Sefer HaAggadah
Sefer HaAggadah (The Book of Legends) is a compilation of Aggadot (singular Aggadah; Aramaic אַגָּדָה: "tales, lore") that was compiled and edited by Hayim Nahman Bialik and Yehoshua Hana Rawnitzki starting from 1903. Most of the sources included in Sefer HaAggadah come from the period of the Tannaim and the Amoraim. Bialik and Ravnitzky include aggadot from the Mishnah, the Babylonian Talmud, Jerusalem Talmud, Avot of Rabbi Natan, Mekhilta, Sifra, Sifre, Tosefta, Midrash Rabba, Midrash Tanhuma, Pirke De-Rabbi Eliezer, Sefer Yetzirah, Yalkut Shimoni, Alphabet of Sirach and others. Nuhum N. Glatzer, Jewish literary scholar, theologian, and editor writes that Bialik's goal in compiling the Sefer HaAggadah was "…part of his attempt to popularize Hebrew classics."[1] This mission is very much evident in Bialik's essay, Halakah and Aggadah where he expands on the roles of Halakah and Aggadah in reinventing or renewing a society's culture.
Halakah and Aggadah
In 1917 Hayim Nahman Bialik published an essay titled Halakah and Aggadah where he elaborates on the role of Halakah (torah law) and Aggadah (lore) as two key elements in Judaism that can only work hand in hand.[2] Throughout the essay Bialik shows the dual nature of Halakah and Aggadah and the complementary roles that they play. He writes that, "Halakhah is all husk, body, action; Aggadah is all content, soul, aspiration. The first is hardening inertia, compulsion and submission; the second, continuous renewal, freedom and spontaneity." Although Sefer HaAggadah's goal is to spread the "renewal, freedom and spontaneity" within the rich tradition of Jewish lore, in Halakah and Aggadah Bialik emphasizes the gravity and importance of Halakah.
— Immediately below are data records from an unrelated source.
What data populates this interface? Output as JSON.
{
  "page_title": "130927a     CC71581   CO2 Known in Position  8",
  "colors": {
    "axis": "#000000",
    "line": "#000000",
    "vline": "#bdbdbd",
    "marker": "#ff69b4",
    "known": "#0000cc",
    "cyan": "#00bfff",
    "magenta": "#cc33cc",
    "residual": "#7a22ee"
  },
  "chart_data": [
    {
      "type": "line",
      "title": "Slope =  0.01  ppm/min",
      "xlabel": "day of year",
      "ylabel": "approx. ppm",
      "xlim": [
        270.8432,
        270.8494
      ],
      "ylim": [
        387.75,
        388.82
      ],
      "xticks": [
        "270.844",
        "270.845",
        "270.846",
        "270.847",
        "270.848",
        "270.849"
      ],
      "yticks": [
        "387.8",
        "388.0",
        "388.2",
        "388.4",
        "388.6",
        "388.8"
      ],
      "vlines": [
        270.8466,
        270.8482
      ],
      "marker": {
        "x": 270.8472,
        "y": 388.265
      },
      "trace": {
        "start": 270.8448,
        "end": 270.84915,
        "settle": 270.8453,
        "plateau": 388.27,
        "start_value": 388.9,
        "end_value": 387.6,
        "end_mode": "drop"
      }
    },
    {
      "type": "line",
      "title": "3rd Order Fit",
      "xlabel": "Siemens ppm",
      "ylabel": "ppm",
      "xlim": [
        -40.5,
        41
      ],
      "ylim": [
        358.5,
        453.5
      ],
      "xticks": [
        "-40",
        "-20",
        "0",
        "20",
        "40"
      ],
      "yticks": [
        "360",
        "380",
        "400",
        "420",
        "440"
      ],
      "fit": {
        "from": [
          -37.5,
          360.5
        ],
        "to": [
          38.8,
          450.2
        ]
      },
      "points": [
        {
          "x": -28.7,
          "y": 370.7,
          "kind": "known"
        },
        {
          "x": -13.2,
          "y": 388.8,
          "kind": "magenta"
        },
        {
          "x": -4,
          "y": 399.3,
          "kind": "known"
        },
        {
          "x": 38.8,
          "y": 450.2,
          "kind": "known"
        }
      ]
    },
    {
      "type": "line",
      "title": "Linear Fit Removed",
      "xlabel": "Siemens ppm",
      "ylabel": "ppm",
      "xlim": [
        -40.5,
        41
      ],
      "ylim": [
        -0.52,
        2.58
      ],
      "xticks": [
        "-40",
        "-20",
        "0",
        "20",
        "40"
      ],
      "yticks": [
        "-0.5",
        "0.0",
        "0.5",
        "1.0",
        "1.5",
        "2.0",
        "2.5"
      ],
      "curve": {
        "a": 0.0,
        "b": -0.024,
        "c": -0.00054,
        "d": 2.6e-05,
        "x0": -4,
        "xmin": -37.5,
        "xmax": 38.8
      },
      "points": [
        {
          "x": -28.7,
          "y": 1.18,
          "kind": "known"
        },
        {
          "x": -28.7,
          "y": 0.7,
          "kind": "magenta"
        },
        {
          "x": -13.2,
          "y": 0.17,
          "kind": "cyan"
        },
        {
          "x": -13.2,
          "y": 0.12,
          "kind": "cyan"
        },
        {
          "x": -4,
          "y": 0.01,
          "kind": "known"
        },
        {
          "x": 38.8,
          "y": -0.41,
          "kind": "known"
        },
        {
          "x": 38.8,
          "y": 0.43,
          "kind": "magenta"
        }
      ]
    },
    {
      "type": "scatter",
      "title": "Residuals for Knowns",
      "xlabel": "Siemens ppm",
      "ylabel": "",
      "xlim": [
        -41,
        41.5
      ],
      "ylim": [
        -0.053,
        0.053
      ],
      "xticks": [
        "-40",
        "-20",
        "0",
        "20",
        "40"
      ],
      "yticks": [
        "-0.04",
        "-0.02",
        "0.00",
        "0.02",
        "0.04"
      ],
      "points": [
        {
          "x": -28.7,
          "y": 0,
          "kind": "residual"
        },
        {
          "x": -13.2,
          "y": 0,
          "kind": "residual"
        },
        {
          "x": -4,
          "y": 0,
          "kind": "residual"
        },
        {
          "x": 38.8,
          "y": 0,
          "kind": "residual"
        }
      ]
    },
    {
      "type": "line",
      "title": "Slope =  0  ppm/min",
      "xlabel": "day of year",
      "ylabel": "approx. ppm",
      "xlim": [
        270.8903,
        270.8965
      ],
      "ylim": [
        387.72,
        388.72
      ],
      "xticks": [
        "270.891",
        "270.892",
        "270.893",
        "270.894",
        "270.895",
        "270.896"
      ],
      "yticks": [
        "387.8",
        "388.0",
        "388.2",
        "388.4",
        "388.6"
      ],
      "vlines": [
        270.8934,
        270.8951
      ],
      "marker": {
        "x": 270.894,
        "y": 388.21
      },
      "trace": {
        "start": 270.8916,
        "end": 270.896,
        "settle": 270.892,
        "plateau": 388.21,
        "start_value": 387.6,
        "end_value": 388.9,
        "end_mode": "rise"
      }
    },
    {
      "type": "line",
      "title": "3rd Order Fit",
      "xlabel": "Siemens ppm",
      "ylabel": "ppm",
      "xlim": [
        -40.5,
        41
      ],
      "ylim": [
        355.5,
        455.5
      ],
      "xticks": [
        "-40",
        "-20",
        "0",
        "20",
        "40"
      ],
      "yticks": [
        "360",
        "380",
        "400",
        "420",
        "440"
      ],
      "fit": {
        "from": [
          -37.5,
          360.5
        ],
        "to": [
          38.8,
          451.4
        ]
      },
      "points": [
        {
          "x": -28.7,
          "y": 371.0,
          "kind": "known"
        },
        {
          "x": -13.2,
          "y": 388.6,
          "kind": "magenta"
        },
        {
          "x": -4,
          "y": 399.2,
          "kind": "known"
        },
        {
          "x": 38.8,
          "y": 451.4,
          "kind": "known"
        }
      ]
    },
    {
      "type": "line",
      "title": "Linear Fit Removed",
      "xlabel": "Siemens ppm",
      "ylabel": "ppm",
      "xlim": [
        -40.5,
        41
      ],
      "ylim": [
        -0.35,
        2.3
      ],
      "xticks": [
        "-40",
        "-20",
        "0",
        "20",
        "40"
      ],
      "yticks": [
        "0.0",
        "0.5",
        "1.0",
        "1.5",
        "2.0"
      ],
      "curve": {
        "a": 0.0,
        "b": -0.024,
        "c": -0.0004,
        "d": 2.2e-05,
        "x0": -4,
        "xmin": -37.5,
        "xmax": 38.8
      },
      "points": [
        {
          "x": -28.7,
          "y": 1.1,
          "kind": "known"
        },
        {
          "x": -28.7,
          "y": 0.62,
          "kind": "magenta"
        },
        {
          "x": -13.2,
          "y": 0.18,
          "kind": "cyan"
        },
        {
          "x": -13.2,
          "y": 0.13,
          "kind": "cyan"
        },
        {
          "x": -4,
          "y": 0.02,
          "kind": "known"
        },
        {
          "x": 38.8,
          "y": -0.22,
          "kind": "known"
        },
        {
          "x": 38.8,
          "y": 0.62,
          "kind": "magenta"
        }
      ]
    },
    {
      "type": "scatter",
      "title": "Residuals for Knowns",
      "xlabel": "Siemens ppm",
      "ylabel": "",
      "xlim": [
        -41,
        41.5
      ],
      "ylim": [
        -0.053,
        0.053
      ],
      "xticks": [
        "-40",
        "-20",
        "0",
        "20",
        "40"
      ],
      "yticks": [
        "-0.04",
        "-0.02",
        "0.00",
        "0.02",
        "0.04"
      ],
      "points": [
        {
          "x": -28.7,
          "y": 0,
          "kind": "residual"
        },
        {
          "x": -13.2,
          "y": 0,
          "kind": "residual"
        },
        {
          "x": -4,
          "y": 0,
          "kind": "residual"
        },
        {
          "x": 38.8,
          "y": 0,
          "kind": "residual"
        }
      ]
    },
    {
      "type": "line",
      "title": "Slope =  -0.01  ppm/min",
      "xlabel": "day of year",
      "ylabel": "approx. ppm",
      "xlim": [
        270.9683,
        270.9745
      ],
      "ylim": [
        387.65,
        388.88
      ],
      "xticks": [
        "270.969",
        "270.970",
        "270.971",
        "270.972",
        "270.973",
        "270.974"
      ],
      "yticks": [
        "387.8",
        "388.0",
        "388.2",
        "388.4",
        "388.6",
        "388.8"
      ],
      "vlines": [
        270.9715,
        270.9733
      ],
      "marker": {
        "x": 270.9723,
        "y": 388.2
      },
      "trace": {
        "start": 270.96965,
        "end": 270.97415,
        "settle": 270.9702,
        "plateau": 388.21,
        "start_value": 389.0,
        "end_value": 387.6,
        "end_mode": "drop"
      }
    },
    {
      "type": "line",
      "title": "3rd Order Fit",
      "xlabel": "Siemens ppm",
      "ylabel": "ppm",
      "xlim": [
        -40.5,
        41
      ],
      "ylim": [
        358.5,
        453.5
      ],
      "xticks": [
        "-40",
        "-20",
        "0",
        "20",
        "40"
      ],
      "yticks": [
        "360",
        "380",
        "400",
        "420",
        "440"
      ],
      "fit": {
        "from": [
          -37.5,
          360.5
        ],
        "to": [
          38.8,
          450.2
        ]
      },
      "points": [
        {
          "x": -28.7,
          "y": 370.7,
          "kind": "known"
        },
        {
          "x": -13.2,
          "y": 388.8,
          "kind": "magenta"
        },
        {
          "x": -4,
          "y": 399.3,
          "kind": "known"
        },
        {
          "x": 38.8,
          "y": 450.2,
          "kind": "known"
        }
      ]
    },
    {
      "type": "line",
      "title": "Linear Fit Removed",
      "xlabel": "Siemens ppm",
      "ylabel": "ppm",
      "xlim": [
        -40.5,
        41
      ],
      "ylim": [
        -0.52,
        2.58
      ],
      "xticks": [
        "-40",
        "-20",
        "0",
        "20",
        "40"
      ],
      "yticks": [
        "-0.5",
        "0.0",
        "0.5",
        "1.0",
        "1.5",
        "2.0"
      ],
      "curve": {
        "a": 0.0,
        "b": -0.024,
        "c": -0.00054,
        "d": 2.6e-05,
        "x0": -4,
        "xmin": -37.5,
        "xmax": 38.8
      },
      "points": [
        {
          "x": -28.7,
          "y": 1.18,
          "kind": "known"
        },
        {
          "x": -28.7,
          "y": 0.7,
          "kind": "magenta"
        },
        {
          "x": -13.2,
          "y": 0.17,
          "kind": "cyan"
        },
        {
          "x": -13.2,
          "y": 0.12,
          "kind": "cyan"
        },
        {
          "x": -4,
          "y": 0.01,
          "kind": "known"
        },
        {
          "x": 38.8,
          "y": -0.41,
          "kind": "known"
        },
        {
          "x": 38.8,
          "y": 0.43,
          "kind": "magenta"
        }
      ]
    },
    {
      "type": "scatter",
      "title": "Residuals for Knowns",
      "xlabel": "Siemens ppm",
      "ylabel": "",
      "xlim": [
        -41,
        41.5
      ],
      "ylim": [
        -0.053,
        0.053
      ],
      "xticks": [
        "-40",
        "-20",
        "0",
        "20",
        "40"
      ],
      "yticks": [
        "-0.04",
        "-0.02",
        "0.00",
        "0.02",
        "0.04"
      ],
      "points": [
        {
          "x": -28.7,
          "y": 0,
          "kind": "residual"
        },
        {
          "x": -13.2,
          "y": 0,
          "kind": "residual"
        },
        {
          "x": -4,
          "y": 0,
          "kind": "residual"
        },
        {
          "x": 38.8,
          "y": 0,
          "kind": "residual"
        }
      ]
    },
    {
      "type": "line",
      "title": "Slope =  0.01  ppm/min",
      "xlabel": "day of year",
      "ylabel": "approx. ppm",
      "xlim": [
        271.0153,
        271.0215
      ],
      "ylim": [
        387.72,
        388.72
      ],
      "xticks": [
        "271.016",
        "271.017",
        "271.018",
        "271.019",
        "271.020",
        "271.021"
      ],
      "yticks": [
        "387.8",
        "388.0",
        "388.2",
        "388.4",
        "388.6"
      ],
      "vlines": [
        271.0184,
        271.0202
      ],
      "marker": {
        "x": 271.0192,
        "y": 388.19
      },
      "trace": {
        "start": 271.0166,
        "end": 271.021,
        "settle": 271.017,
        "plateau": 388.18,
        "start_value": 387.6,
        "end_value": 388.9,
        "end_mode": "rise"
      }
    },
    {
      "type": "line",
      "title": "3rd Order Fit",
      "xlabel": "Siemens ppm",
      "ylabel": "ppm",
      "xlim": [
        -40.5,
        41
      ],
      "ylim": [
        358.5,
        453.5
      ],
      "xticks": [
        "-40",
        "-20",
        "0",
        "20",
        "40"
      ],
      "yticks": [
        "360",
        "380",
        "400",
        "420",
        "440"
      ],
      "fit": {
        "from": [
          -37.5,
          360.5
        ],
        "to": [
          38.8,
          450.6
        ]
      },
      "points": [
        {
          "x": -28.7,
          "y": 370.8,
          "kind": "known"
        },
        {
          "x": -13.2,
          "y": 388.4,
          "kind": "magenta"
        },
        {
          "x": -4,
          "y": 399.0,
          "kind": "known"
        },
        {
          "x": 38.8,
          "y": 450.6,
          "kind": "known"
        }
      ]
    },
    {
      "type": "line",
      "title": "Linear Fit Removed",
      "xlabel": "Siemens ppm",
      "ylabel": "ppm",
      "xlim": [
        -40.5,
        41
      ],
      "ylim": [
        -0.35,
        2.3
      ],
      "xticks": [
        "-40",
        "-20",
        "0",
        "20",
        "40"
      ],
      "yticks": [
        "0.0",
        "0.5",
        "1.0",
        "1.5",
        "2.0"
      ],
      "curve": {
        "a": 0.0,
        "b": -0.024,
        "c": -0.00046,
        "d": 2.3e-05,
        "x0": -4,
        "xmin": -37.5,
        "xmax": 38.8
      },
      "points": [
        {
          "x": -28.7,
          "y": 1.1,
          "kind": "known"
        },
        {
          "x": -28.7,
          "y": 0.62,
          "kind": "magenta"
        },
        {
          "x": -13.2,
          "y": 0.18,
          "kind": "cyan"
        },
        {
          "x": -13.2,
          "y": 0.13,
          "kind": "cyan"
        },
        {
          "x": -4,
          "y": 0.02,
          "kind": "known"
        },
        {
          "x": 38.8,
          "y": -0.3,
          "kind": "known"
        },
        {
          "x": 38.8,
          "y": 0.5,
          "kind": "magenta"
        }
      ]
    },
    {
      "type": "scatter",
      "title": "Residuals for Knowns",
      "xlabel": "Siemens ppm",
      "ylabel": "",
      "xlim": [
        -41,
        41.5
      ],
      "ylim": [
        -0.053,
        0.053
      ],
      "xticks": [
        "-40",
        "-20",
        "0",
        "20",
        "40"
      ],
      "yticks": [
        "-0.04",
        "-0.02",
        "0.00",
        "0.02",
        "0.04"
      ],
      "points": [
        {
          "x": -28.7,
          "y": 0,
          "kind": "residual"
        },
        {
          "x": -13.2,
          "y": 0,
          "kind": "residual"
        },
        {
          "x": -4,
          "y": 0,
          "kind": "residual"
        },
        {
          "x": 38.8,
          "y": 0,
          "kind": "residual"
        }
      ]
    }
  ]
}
Halakah to Bialik is the implementation of the lessons learned from Aggadah, it is "a defined attitude towards life." When Bialik refers to Halakah he isn't necessarily referring to Torah Law. He may be talking about the implementation of the morals and ethics that people learn from the rich Jewish Aggadic literature. To Bialik the renewal of a Jewish culture was crucial and he believed that it had to be rooted in the past yet refocused for a new modern Hebrew speaking audience. Although the goal of Sefer HaAggadah was to popularize the old Hebrew classics in the form of Aggadah, Bialik's calls for a life of "…action rather than talk, and in writing, for Halakhah rather than Aggadah." In other words culture does not enter the conscience of a people or a nation if it does not transition into the realm of action.